かんしゃく玉のゆううつ (Kanshakudama no Yūutsu)
- Genre: Romance
- Written by: Arina Tanemura
- Published by: Shueisha
- English publisher: NA: Viz Media;
- Magazine: Ribon
- Published: May 15, 1998
- Volumes: 1

= Short-Tempered Melancholic =

Japanese manga anthology

Short-Tempered Melancholic and Other Short Stories (かんしゃく玉のゆううつ, Kanshakudama no Yūutsu) is a Japanese shōjo manga anthology written and illustrated by Arina Tanemura.

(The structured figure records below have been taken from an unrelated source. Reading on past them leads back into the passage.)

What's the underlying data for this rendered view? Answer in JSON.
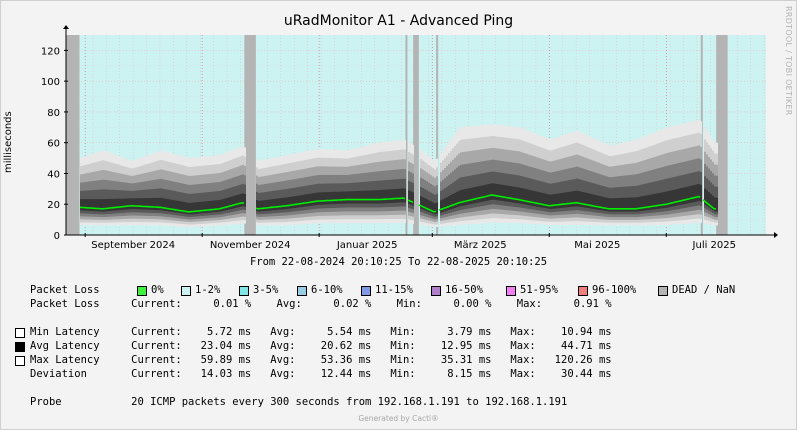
{
  "page": {
    "title": "uRadMonitor A1 - Advanced Ping",
    "watermark": "RRDTOOL / TOBI OETIKER",
    "range_text": "From 22-08-2024 20:10:25 To 22-08-2025 20:10:25",
    "footer": "Generated by Cacti®"
  },
  "chart_data": {
    "type": "area",
    "title": "uRadMonitor A1 - Advanced Ping",
    "ylabel": "milliseconds",
    "ylim": [
      0,
      130
    ],
    "yticks": [
      0,
      20,
      40,
      60,
      80,
      100,
      120
    ],
    "x_range": [
      "2024-08-22",
      "2025-08-22"
    ],
    "month_ticks": [
      {
        "label": "September 2024",
        "date": "2024-09-01"
      },
      {
        "label": "November 2024",
        "date": "2024-11-01"
      },
      {
        "label": "Januar 2025",
        "date": "2025-01-01"
      },
      {
        "label": "März 2025",
        "date": "2025-03-01"
      },
      {
        "label": "Mai 2025",
        "date": "2025-05-01"
      },
      {
        "label": "Juli 2025",
        "date": "2025-07-01"
      }
    ],
    "grid": true,
    "colors": {
      "background_ok": "#ccf2f2",
      "dead": "#b4b4b4",
      "avg_line": "#00ee00",
      "smoke": [
        "#e8e8e8",
        "#cfcfcf",
        "#a8a8a8",
        "#808080",
        "#5a5a5a",
        "#363636"
      ]
    },
    "dead_periods": [
      {
        "start": "2024-08-22",
        "end": "2024-08-29"
      },
      {
        "start": "2024-11-23",
        "end": "2024-11-29"
      },
      {
        "start": "2025-02-15",
        "end": "2025-02-16"
      },
      {
        "start": "2025-02-19",
        "end": "2025-02-22"
      },
      {
        "start": "2025-03-03",
        "end": "2025-03-04"
      },
      {
        "start": "2025-07-19",
        "end": "2025-07-20"
      },
      {
        "start": "2025-07-27",
        "end": "2025-08-02"
      }
    ],
    "series": [
      {
        "name": "Avg Latency",
        "x": [
          "2024-08-29",
          "2024-09-10",
          "2024-09-25",
          "2024-10-10",
          "2024-10-25",
          "2024-11-10",
          "2024-11-22",
          "2024-11-30",
          "2024-12-15",
          "2024-12-31",
          "2025-01-15",
          "2025-02-01",
          "2025-02-14",
          "2025-02-23",
          "2025-03-02",
          "2025-03-15",
          "2025-04-01",
          "2025-04-15",
          "2025-05-01",
          "2025-05-15",
          "2025-06-01",
          "2025-06-15",
          "2025-07-01",
          "2025-07-18",
          "2025-07-26"
        ],
        "values": [
          18,
          17,
          19,
          18,
          15,
          17,
          21,
          17,
          19,
          22,
          23,
          23,
          24,
          19,
          15,
          21,
          26,
          23,
          19,
          21,
          17,
          17,
          20,
          25,
          17
        ]
      },
      {
        "name": "Max Latency",
        "x": [
          "2024-08-29",
          "2024-09-10",
          "2024-09-25",
          "2024-10-10",
          "2024-10-25",
          "2024-11-10",
          "2024-11-22",
          "2024-11-30",
          "2024-12-15",
          "2024-12-31",
          "2025-01-15",
          "2025-02-01",
          "2025-02-14",
          "2025-02-23",
          "2025-03-02",
          "2025-03-15",
          "2025-04-01",
          "2025-04-15",
          "2025-05-01",
          "2025-05-15",
          "2025-06-01",
          "2025-06-15",
          "2025-07-01",
          "2025-07-18",
          "2025-07-26"
        ],
        "values": [
          50,
          55,
          48,
          55,
          50,
          52,
          58,
          48,
          52,
          56,
          55,
          60,
          62,
          55,
          48,
          70,
          72,
          70,
          62,
          68,
          58,
          62,
          70,
          75,
          60
        ]
      },
      {
        "name": "Min Latency",
        "x": [
          "2024-08-29",
          "2024-09-10",
          "2024-09-25",
          "2024-10-10",
          "2024-10-25",
          "2024-11-10",
          "2024-11-22",
          "2024-11-30",
          "2024-12-15",
          "2024-12-31",
          "2025-01-15",
          "2025-02-01",
          "2025-02-14",
          "2025-02-23",
          "2025-03-02",
          "2025-03-15",
          "2025-04-01",
          "2025-04-15",
          "2025-05-01",
          "2025-05-15",
          "2025-06-01",
          "2025-06-15",
          "2025-07-01",
          "2025-07-18",
          "2025-07-26"
        ],
        "values": [
          5,
          5,
          5,
          5,
          4,
          5,
          6,
          5,
          5,
          6,
          6,
          6,
          6,
          5,
          4,
          5,
          6,
          6,
          5,
          5,
          5,
          5,
          5,
          6,
          5
        ]
      }
    ]
  },
  "legend": {
    "packet_loss_label": "Packet Loss",
    "packet_loss_keys": [
      {
        "label": "0%",
        "color": "#3ff23f"
      },
      {
        "label": "1-2%",
        "color": "#ccf2f2"
      },
      {
        "label": "3-5%",
        "color": "#7fe5e5"
      },
      {
        "label": "6-10%",
        "color": "#99cce5"
      },
      {
        "label": "11-15%",
        "color": "#7f99e5"
      },
      {
        "label": "16-50%",
        "color": "#b27fcc"
      },
      {
        "label": "51-95%",
        "color": "#f27ff2"
      },
      {
        "label": "96-100%",
        "color": "#f27f7f"
      },
      {
        "label": "DEAD / NaN",
        "color": "#b4b4b4"
      }
    ],
    "packet_loss_stats": "Packet Loss     Current:     0.01 %    Avg:     0.02 %    Min:     0.00 %    Max:     0.91 %",
    "rows": [
      {
        "swatch": "#ffffff",
        "text": "Min Latency     Current:    5.72 ms   Avg:     5.54 ms   Min:     3.79 ms   Max:    10.94 ms"
      },
      {
        "swatch": "#000000",
        "text": "Avg Latency     Current:   23.04 ms   Avg:    20.62 ms   Min:    12.95 ms   Max:    44.71 ms"
      },
      {
        "swatch": "#ffffff",
        "text": "Max Latency     Current:   59.89 ms   Avg:    53.36 ms   Min:    35.31 ms   Max:   120.26 ms"
      },
      {
        "swatch": "",
        "text": "Deviation       Current:   14.03 ms   Avg:    12.44 ms   Min:     8.15 ms   Max:    30.44 ms"
      }
    ],
    "probe_text": "Probe           20 ICMP packets every 300 seconds from 192.168.1.191 to 192.168.1.191"
  }
}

Originally serialized in Ribon, the five short stories were collected and published in a single tankōbon volume by Shueisha in May 1998. It was published by Viz Media in English in North America on August 5, 2008.

== Contents ==
- "Short-Tempered Melancholic" (かんしゃく玉のゆううつ, Kanshakudama no Yūutsu)
 Kajika Yamano is a female ninja whose job is to protect her family's legendary weapon. But when a boy she has a crush on tells her she should be more ladylike, she vows to give up all ninja deeds. The oneshot was Tanemura's third work, and takes its title from a song by the Japanese pop group Fairchild.
- "Short-Tempered Melancholic -Without You-"
 Yuga challenges Hayato to a fight over Kajika.
- "Rainy Days Are for Romantic Heroines" (Ame no Gogo wa Romance no Heroine)
 Minori falls in love with Takato, a boy who shared his umbrella with her one rainy afternoon. Now she "forgets" her umbrella every time it rains in hopes of becoming closer to him. The oneshot was Tanemura's second work after her professional debut, named after an album by Shinichi Ishihara.
- "This Love is Nonfiction" (Kono Koi wa Non-Fiction)
 Yuri sends her pen pal Ryo a picture of herself - but it's really of her best friend Karin, who is prettier than she is. Now Ryo wants to meet her, so she has no choice but to send Karin instead! Tanemura's fourth work after her debut as a mangaka, this story was the opening manga in an extra issue of Ribon, and the first of her works to be published with a color opening page.
- "The Style of the Second Love" (Niban-me no Koi no Katachi)
 Mana secretly likes her friend's boyfriend, but Nakamura, a younger boy, is determined to win Mana's heart.

==Media==

===Manga===

| No. | Title | Original release date | English release date |
| 1 | Short-Tempered Melancholic and Other Short Stories Kanshaku Dama no Yūutsu (かんしゃく玉のゆううつ) | May 15, 1998 978-4088560809 | August 5, 2008 978-1421518015 |
| Short-Tempered Melancholic (かんしゃく玉のゆううつ, Kanshaku Dama no Yūutsu); Short-Tempered Melancholic: Without You (かんしゃく玉のゆううつ〜君がいなくちゃ〜, Kanshaku Dama no Yūutsu: Kimi ga Inakucha); This Love is Nonfiction (この恋はNONフィクション, Kono Koi wa Non Fikushon); Rainy Days Are for Romantic Heroines (雨の午後はロマンスのヒロイン, Ame no Gogo wa Romansu no Hiroin); The Style of the Second Love (2番目の恋のかたち, Ni-banme no Koi no Katachi); |

== Reception ==
In its daily reviews, Publishers Weekly praised the pacing and layouts of the work, but criticized Tanemura's continued reuse of character designs across series and Kajika's relatively small role within the story, noting that "despite the ninja on the cover, the bulk of the book is straightup romance, which is too bad, as Kajika is an appealing protagonist." Leroy Douresseaux of Comic Book Bin felt the story showed Tanemura's "usual ornate art with its layered flower patterns, toning, and ink wash" and found the stories to be "the kind of gentle and sweet, light-hearted romance that appeal [sic] to Tanemura's fans."